The constant supply of energy is something we often take for granted. Securing that energy supply is vital. It ensures our homes are heated – or air-conditioned – that we can phone, use lights and computers and that our hospitals, public transport and other essential services, like water distribution, function.

 

How does the EU contribute to assure energy security to its nearly 500 million citizens?

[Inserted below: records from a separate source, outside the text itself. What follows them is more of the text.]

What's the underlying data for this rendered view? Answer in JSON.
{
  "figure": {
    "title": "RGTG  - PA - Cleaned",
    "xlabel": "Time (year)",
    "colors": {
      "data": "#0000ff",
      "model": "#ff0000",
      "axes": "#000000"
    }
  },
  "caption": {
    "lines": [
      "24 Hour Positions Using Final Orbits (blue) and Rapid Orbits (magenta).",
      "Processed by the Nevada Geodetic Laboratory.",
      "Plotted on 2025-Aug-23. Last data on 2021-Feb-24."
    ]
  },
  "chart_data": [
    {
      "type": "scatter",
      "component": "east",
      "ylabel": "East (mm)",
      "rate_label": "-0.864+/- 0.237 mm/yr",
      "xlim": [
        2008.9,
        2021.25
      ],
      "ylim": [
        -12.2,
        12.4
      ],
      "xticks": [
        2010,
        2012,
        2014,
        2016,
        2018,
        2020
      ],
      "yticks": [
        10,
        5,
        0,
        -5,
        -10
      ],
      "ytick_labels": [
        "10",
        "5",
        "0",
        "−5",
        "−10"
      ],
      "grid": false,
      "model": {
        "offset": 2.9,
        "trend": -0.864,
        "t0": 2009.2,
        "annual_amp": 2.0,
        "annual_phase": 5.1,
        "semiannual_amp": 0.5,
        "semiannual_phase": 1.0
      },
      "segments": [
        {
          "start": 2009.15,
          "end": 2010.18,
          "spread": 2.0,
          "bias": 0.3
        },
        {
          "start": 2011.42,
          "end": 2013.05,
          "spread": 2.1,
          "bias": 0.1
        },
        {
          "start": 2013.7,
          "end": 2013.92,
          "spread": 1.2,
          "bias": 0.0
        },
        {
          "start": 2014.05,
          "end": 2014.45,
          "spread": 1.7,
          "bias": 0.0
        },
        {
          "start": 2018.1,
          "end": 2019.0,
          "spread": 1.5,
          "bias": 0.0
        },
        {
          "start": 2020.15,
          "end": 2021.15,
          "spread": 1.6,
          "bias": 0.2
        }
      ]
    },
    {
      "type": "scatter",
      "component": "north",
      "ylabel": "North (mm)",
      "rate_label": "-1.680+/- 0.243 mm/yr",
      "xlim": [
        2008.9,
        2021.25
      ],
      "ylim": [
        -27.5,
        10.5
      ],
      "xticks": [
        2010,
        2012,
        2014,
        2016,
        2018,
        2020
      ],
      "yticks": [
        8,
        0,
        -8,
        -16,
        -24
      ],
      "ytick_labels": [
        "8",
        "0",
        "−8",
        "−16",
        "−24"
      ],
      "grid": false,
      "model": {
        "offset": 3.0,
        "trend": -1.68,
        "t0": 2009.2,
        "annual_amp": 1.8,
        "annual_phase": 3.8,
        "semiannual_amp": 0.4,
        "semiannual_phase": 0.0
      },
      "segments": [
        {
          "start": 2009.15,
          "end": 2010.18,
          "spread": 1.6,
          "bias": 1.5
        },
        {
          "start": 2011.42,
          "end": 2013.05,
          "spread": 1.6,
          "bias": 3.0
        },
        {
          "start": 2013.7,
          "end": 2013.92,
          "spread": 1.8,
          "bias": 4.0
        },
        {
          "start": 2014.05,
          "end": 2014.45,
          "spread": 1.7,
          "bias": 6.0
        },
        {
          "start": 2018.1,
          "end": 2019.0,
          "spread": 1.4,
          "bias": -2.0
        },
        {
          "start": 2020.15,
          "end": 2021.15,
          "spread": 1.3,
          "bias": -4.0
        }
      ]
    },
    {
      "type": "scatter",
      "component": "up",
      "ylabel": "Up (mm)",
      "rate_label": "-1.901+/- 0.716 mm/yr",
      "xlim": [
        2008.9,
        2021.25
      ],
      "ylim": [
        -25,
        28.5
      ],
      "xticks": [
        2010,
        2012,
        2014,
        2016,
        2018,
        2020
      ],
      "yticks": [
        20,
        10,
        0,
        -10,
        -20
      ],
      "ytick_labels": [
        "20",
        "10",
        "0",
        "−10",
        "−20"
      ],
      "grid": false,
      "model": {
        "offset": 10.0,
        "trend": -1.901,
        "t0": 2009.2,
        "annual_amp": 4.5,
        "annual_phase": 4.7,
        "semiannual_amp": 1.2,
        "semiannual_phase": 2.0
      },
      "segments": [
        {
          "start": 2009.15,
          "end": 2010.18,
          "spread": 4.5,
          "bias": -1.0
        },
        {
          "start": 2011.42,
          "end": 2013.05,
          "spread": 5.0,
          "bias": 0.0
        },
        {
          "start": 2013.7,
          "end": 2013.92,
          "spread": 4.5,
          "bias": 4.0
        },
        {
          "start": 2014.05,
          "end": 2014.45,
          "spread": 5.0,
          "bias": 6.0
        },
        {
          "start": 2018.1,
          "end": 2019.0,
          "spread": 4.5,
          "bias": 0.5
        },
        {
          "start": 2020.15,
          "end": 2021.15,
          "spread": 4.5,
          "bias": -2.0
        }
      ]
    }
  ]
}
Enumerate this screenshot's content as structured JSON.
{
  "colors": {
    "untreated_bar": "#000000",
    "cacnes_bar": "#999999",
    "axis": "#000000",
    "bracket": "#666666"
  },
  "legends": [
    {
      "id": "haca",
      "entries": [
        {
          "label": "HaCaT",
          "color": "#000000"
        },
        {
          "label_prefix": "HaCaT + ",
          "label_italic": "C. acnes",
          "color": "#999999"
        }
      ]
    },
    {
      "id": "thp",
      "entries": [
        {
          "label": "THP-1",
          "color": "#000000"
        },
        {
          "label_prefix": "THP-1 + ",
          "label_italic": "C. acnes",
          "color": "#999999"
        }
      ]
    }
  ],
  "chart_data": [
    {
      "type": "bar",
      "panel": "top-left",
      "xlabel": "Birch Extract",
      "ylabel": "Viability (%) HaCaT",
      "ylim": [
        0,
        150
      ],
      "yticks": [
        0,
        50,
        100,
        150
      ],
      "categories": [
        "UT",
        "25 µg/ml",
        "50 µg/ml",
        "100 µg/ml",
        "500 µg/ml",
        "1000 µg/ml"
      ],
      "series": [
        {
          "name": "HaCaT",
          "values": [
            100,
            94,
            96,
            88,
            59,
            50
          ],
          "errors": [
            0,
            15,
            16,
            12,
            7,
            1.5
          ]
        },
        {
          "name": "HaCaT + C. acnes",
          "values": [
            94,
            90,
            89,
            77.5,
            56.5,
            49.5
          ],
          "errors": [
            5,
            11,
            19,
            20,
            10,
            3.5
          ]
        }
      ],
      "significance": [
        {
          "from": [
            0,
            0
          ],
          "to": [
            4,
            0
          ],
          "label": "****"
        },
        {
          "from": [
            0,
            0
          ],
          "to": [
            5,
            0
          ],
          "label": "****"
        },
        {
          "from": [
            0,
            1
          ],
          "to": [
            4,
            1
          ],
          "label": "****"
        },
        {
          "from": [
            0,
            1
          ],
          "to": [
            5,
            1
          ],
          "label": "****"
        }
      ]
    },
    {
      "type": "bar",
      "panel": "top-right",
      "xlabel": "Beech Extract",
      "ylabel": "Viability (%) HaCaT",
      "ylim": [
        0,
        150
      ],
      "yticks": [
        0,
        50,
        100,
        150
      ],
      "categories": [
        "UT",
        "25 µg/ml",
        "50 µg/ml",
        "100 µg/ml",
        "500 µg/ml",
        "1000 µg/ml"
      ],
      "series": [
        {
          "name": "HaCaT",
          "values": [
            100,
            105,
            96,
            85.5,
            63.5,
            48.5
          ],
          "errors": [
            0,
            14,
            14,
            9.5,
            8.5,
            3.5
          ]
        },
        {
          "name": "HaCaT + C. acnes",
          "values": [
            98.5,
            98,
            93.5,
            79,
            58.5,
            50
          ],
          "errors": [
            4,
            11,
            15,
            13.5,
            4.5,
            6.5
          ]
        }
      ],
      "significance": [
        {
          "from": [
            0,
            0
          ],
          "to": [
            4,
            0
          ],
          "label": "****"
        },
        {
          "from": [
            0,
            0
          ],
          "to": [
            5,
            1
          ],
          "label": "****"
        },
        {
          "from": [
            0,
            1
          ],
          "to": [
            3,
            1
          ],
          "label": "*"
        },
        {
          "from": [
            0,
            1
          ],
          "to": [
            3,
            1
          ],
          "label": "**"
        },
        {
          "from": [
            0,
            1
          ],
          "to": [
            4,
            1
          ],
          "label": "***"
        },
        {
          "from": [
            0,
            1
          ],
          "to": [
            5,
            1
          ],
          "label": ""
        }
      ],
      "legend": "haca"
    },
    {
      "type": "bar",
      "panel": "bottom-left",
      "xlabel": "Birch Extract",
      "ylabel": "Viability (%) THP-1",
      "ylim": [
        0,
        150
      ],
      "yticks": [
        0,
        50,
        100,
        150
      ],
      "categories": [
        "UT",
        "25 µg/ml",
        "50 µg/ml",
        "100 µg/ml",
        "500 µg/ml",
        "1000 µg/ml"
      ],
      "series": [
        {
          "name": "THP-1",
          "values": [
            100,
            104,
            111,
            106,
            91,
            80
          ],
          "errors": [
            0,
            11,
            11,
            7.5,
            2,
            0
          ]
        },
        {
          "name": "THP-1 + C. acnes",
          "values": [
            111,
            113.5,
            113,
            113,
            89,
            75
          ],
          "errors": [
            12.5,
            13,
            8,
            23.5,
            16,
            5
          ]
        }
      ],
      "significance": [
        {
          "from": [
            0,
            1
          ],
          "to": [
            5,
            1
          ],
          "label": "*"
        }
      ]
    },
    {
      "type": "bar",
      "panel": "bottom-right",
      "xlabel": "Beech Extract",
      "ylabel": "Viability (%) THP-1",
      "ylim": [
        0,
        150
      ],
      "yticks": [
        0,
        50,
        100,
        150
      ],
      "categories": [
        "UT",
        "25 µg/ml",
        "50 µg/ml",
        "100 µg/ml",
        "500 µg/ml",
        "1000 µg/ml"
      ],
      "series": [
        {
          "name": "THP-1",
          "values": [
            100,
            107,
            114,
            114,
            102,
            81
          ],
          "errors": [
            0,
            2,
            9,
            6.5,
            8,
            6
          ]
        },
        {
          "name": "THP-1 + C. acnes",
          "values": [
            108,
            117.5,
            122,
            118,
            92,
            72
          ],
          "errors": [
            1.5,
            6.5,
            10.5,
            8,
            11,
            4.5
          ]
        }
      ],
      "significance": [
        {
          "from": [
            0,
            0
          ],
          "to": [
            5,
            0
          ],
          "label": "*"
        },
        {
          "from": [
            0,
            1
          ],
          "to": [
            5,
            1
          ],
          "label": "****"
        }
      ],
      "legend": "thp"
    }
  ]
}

And what happens if the security of that energy supply is threatened?

 

A key role is to encourage cross-border cooperation and inter-connections to make energy flow more smoothly across the whole of the EU. When there is no sun or wind to produce electricity, it is key for an EU country to be able to rely on imports of electricity produced in a neighbouring EU country. 

 

To make the European energy system capable of dealing with possible disruptions, the EU also promotes greater diversification of sources of supply, for instance by having a wider choice of renewable energies and energy storage solutions available, so that if one source fails, another can compensate.

 

Similarly, maintaining the stable supply of electricity for all Europeans is no easy task, given that the EU electrical power grid is one of the largest and most complex systems in the world.

 

When it comes to gas, Europe relies heavily on non-EU supplies. We therefore need to minimise the risks, whether on issues surrounding the critical infrastructure physically bringing that gas into Europe, or geopolitical issues creating uncertainty surrounding our relationships with suppliers.

 

Adequate risk preparedness and smooth cross-border cooperation are paramount to help prevent or manage crisis situations, so that Member States are both willing and able to work together in solidarity in the event of a shortage.

 

One of the recently adopted legislative tools the EU has at hand is the Regulation on risk preparedness in the electricity sector. This law was adopted in 2019 as part of the Clean energy for all Europeans package and requires that Member States work to identify all possible crisis scenarios at national and regional levels that could impact their electricity supply.